La correttezza lessicale, morfosintattica e ortografica è abbastanza buona, ma non mancano
alcuni errori che si potevano evitare. Ha usato alcuni termini specifici delle scienze umane, anche
se ne ha tralasciati altri che potevano essere opportunamente riferiti; inoltre, si è lasciato sfuggire
qualche verbo coniugato nel modo sbagliato o qualche improprietà lessicale. Rimanendo troppo
aderente al manuale, ha anche trascurato i connettivi testuali in qualche passaggio e ha lasciato
diverse ripetizioni, come se stesse riferendo uno schema studiato a memoria.

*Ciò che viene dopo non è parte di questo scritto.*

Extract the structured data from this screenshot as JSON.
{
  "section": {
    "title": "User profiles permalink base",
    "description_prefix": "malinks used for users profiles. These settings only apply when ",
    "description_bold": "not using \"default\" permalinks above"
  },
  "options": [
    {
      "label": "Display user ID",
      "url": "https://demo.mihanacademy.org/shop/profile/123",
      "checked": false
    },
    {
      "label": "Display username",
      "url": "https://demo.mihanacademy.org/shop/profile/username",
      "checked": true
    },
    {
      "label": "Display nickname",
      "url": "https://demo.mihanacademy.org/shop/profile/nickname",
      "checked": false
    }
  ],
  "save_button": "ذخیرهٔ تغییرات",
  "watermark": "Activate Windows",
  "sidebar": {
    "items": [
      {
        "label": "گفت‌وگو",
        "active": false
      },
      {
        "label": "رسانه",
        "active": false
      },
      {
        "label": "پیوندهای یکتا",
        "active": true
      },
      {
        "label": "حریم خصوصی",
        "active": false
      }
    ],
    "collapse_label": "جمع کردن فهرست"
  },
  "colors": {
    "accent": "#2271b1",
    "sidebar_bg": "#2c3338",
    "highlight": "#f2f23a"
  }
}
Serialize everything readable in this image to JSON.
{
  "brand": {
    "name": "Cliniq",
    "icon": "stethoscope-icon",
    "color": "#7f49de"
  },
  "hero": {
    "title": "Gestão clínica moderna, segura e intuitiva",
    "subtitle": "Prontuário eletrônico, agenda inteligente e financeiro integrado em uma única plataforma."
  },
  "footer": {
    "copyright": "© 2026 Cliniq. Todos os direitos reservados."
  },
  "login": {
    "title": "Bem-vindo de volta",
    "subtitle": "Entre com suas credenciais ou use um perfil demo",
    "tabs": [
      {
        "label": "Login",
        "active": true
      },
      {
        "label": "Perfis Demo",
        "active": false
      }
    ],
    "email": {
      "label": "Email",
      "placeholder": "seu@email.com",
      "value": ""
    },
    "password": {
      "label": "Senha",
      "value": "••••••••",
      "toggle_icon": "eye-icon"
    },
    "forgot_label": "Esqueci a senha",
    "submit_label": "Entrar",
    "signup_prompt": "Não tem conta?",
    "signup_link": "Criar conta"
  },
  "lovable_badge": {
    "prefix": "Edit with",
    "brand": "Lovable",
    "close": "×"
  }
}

C’è anche un piccolo
errore ortografico. Nell’insieme, il testo risulta scorrevole, anche se non particolarmente elegante.
Commento alle risposte ai quesiti
Dobbiamo osservare, anzitutto, che lo studente ha scelto di rispondere ai tre quesiti che non si
riferivano all’argomento del tema. Senza dubbio, questa scelta dimostra che la sua conoscenza
degli argomenti è vasta. Le risposte sono tutte chiare, pertinenti (= pertinenza della risposta),
esaurienti, pur nella brevità, e ricche di riferimenti, anche non presenti nei manuali (= conoscenze
specifiche) abbastanza organiche (= grado di organicità dei contenuti) e nell’insieme corrette
(= correttezza lessicale, morfosintattica e ortografica).
Per i quesiti potrebbe anche ricevere la valutazione massima.